Just sat through all six of the videos. VERY HELPFUL. Graphics and examples are great and help with the learning. Humor is much appreciated too! :-) THANK YOU for making these available!
Thanks Karon that was a real pleasure! This is an excellent example of how to convey this kind of material in an engaging and easily digestible way that I also found to have a very kind and pleasant tone, like you want us to learn way more than you want to show us how smart you are 🤙🏼 low-ego teaching! Thanks again 🙋🏻♂️
Thank you so much for this playlist. On CAT, when someone gets a wrong answer, is the next question is "1 degree" lower in difficulty, or it "jumps" a few degrees down in order to save time/questions to determine the test-taker score?
This series have been really helpful. You said in one of the videos you were planning on expand the content, I'd be very happy if you do :) Would it be also possible to make videos about the mathematics and equations involved? I think in your style of explaining it would be so much easier to understand it.
Very helpful. Thank you. One thing that causes confusion for me is the statement, oft repeated, that IRT is not sample dependent. Surely it must be dependent upon the sample used to define the initial parameters for both the levels of theta and the item parameters? I think there's something I'm missing here that I can't get my head around.

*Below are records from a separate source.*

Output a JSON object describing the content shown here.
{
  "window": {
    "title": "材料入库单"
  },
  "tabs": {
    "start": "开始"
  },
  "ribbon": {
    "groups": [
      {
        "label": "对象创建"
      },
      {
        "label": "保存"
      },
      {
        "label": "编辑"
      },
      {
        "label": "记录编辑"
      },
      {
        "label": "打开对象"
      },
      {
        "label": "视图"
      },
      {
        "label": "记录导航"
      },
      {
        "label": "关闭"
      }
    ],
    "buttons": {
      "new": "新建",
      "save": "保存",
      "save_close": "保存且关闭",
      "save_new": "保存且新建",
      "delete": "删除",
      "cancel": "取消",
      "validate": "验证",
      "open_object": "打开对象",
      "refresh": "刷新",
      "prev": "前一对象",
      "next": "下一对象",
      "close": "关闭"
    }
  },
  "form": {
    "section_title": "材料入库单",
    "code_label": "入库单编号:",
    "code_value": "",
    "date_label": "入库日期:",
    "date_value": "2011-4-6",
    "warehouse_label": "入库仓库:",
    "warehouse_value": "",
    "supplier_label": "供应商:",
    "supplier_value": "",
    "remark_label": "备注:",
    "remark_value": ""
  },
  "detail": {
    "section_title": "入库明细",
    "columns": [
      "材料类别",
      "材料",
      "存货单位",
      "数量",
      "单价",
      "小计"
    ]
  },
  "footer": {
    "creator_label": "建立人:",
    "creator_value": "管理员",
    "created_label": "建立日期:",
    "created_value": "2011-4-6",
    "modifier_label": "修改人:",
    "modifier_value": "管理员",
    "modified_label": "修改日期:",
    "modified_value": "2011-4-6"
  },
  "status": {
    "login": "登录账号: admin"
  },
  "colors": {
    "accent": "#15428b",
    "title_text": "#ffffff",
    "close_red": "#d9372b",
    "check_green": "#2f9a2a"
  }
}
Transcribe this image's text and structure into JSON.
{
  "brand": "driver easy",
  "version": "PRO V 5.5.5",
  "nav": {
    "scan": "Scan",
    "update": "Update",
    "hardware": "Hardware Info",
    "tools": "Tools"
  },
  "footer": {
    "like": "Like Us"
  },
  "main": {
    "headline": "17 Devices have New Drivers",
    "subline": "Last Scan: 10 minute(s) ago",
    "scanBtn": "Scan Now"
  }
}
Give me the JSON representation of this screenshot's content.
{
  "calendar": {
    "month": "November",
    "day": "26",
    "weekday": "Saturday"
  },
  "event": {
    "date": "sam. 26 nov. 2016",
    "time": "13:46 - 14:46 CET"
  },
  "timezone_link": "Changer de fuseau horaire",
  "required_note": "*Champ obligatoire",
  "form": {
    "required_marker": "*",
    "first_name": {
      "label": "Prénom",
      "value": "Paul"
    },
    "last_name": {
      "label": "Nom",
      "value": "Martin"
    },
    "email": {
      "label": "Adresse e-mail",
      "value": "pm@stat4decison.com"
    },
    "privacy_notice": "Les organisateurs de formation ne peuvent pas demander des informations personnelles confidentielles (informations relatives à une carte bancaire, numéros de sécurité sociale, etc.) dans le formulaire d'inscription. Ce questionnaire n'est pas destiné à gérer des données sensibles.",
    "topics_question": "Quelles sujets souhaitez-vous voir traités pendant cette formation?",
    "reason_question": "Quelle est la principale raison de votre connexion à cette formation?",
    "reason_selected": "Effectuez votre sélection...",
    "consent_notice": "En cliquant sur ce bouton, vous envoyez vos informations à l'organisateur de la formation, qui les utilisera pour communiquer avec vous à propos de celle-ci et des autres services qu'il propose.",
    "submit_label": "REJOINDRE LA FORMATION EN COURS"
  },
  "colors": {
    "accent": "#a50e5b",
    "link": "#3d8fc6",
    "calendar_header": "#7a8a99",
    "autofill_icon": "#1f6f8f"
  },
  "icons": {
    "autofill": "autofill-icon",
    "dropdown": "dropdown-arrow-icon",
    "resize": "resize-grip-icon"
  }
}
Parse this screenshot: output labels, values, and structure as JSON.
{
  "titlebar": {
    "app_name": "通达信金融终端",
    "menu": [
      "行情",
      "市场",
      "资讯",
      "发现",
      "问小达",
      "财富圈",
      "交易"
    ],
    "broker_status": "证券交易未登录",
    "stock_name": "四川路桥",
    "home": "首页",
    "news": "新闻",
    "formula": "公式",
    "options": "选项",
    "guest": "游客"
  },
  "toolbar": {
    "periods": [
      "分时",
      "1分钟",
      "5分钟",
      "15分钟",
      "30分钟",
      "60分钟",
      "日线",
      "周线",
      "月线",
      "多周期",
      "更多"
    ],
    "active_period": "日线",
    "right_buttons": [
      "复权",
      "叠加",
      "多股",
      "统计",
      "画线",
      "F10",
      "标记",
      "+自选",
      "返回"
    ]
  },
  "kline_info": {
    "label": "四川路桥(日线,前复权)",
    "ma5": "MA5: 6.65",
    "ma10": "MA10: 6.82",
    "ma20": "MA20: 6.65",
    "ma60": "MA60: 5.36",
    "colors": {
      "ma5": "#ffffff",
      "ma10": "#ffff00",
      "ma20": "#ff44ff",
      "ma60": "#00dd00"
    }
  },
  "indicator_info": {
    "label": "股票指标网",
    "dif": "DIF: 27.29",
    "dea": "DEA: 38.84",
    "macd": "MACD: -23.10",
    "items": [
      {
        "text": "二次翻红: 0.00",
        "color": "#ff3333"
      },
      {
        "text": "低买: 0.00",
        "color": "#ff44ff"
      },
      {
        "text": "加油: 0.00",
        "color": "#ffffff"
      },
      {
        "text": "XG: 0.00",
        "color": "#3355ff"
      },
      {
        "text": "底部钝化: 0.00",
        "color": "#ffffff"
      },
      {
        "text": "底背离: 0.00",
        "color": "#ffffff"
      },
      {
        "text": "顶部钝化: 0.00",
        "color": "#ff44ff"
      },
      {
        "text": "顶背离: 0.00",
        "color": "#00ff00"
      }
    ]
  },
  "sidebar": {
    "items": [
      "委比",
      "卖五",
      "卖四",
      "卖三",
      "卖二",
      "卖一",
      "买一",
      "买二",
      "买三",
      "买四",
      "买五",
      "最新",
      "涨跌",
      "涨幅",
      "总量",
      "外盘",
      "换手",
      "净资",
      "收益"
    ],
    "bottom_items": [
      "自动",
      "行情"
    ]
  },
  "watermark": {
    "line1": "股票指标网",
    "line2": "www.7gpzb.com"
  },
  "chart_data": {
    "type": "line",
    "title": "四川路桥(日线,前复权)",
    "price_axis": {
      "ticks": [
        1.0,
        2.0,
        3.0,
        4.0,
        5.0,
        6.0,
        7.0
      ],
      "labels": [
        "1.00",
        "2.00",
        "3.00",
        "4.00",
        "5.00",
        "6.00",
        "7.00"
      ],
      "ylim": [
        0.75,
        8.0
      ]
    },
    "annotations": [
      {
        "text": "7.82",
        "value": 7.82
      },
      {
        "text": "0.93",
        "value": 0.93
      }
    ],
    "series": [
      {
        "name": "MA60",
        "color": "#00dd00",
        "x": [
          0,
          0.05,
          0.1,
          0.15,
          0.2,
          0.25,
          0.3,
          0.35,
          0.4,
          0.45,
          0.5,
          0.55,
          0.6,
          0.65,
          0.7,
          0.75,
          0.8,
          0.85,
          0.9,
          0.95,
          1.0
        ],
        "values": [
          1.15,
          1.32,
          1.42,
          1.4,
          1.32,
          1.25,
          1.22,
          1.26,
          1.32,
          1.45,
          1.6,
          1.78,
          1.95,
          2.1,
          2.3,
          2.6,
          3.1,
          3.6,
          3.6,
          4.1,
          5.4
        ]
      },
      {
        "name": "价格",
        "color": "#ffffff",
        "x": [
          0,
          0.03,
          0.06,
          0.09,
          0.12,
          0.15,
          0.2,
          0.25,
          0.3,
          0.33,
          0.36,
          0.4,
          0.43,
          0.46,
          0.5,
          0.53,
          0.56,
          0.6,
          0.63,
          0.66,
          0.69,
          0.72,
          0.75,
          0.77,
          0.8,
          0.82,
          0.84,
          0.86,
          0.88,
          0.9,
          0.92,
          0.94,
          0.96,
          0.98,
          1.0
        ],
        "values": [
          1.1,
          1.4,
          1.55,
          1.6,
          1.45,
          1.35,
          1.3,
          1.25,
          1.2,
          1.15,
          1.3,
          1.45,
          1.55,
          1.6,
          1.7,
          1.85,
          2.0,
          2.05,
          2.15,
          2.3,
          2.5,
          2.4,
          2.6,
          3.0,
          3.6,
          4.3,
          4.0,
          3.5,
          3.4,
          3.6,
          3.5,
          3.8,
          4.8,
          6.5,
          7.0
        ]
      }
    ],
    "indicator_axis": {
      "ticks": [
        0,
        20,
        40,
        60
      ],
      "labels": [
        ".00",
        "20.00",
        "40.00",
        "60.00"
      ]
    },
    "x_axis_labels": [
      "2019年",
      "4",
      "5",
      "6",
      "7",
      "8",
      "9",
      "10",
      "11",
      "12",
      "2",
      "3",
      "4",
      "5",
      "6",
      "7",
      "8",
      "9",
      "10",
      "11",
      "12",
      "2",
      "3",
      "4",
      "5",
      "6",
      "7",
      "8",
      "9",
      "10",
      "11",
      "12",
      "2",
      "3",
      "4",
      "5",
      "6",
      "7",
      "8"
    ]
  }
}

thanks Karon for the efforts. really informative. would like to ask you though if you can elaborate on how would the results of a test administered based on the IRT model be if the test was administered to a group of students on different days and the level of the difficulty varied clearly enough (based on the post test response from a number of students) on different days. can we expect a biasing in the results due to the day the students chose to appear for the exam?
Fran Schrag Very helpful module; the introduction of the math formula could have been enhanced, I think, if before telling us what each symbol meant, you'd spent a little more time explaining what the point of the formula was, maybe by drawing parallels with other formulas we might be familiar with. I also think at the end, you might have a summary of the advantages of IRT over the earlier test theory.
Thank you very much for the wonderful videos introducing IRT. It would be nicer if there are real examples showing how IRT works with relevant data and analytical tools.
thanks for video .it is nicely explained .but i still have one doubt . what will happen if a person appears in a multiple choice questions based exam with good knowledge, marks some easy questions wrong and difficult one right .then what will be the interpretation .please reply.
In this case, the standard error of measurement would be large and the testing would be extended (assuming CAT was using a standard error stopping rule). Assuming the mistakes were in the beginning, the CAT algorithm should adjust with a pretty good estimate, though really poor guesses in the beginning can bias the final estimate somewhat.